Dabei ist diese Episode besonders aufschlussreich: In der unverhohlen hanebüchenen Konstruktion zeigt sie, worum es in diesem Debüt eigentlich geht. Auch wenn der schnoddrige, bisweilen heitere Tonfall auch darüber hinwegtäuschen mag: Tijan Sila präsentiert uns Kleinstgeschichten über zerrüttete Gesellschaften, über Verdachtsfälle, das Ende des Vertrauens und eine Brutalität, die in Körpern und Gedanken lauert. Die Gewalt, die er dabei schildert, schwelt im kriegszerfetzten Sarajevo ebenso wie im vermeintlich heimeligen Heidelberg, sie sucht den Ich-Erzähler ebenso heim wie den prügelnden Neonazi von nebenan. Diese illusionslose Sicht bewahrt den Autor letztlich auch davor, die Figuren einem allzu einfachen Opfer- und Täterschema preiszugeben.

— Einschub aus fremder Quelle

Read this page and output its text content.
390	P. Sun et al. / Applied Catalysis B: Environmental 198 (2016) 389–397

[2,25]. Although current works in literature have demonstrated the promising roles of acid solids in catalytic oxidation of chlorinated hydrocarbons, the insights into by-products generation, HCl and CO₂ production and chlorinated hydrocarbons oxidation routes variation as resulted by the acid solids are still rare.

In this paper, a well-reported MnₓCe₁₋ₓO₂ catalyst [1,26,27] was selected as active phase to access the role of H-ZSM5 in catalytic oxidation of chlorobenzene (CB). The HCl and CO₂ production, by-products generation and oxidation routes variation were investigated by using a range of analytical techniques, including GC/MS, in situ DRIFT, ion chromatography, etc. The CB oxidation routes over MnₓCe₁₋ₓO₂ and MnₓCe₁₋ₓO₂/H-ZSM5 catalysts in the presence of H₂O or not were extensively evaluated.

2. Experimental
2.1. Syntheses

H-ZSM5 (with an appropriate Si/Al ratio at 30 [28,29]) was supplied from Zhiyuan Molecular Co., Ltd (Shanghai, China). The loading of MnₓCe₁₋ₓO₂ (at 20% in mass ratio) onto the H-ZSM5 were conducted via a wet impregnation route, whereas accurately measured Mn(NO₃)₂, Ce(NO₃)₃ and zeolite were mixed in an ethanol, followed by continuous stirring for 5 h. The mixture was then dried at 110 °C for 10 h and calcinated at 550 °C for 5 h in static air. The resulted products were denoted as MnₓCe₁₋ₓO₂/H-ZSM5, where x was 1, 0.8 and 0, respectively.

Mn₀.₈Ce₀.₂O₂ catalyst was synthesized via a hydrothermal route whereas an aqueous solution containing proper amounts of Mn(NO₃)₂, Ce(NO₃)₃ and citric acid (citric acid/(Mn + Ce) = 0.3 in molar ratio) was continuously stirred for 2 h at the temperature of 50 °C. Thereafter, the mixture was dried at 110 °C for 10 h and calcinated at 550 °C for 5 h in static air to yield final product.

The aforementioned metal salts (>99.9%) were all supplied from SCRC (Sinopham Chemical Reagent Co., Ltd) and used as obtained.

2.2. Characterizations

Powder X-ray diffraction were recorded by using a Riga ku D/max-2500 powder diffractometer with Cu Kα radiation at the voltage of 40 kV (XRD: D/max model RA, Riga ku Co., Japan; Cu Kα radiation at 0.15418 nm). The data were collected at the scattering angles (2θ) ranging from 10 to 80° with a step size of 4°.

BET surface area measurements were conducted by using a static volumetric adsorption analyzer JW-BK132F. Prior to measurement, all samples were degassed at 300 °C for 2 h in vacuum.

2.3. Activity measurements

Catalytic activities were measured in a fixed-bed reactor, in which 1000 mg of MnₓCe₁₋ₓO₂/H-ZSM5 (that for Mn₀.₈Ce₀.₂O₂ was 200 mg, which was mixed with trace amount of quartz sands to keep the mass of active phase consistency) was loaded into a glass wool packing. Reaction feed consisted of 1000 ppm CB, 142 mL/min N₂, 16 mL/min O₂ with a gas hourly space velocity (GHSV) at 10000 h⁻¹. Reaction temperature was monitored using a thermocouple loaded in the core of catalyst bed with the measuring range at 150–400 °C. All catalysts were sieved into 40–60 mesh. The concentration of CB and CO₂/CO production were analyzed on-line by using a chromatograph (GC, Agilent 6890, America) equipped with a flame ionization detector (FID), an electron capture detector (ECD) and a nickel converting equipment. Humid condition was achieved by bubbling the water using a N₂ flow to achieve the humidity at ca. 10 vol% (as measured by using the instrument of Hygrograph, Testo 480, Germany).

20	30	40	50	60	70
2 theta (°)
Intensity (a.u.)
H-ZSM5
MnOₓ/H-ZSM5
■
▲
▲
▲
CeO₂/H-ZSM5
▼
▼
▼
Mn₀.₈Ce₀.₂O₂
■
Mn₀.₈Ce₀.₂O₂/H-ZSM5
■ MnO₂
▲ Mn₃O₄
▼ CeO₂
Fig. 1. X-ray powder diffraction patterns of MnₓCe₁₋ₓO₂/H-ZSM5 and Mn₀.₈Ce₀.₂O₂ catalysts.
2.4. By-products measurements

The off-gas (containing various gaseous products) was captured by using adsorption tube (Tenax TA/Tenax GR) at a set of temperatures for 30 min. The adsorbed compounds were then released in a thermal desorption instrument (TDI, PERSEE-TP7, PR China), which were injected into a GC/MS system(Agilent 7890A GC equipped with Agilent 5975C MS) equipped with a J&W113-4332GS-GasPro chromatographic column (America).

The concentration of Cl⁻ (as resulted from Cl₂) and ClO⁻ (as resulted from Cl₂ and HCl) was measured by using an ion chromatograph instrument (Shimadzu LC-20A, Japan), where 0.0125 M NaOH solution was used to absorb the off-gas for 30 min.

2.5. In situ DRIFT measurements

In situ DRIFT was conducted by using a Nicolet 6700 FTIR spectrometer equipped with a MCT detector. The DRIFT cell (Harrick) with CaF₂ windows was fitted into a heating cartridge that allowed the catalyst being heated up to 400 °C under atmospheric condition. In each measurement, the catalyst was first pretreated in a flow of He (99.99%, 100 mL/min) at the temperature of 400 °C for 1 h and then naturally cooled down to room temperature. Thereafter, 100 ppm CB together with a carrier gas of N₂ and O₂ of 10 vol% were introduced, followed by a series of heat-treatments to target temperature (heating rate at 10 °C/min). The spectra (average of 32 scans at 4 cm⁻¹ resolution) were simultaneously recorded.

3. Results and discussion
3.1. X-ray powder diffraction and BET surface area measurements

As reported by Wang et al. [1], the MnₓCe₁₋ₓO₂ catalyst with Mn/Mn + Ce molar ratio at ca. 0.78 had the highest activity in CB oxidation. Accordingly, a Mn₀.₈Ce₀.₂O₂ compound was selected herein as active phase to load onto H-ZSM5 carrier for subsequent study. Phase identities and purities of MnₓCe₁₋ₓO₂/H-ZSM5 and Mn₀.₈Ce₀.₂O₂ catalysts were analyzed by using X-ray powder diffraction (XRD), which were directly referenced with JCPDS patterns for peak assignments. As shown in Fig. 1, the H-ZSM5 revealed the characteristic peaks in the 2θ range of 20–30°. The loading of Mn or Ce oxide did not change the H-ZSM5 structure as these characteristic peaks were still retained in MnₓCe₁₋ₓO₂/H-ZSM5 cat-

Zugleich stellt Sila jene geistreichen und spitzzüngigen Deutschland-Diagnosen auf , denen sich das deutsche Publikum in einer Mischung aus Schuld, Lust und Scham so gerne hingibt: „Jedem Nazi wohnt ein Hermann Löns inne; sie sind verkümmert und untalentiert, haben aber zugleich das intensivste Verlangen nach Kitsch – und wenn dieser in der Natur zu finden sein soll, wird das hässliche Mountainbike aus der Garage gezerrt. Es sieht aus wie ein Panzer.“ Was den Roman (wie auch Pascal Richmanns Debüt) vor allem lesenswert macht, sind diese Kommentare über Deutschland und seine Bewohner, über die „BASF-Rentner, die von einem Vereinstreffen heimkehrten“, die Vorstädte mit ihren „Rollläden, Doppelverglasung, Terrakotta, Maschendraht und Carports“ und die vielen Nazis, diese „hässlichen, verkümmerten Hüftspeckmenschen, die in einer Wirtschaft randalieren und friedliche Akademiker verprügeln wollten, aber sich so ernstnahmen, als seien sie Kreuzritter“.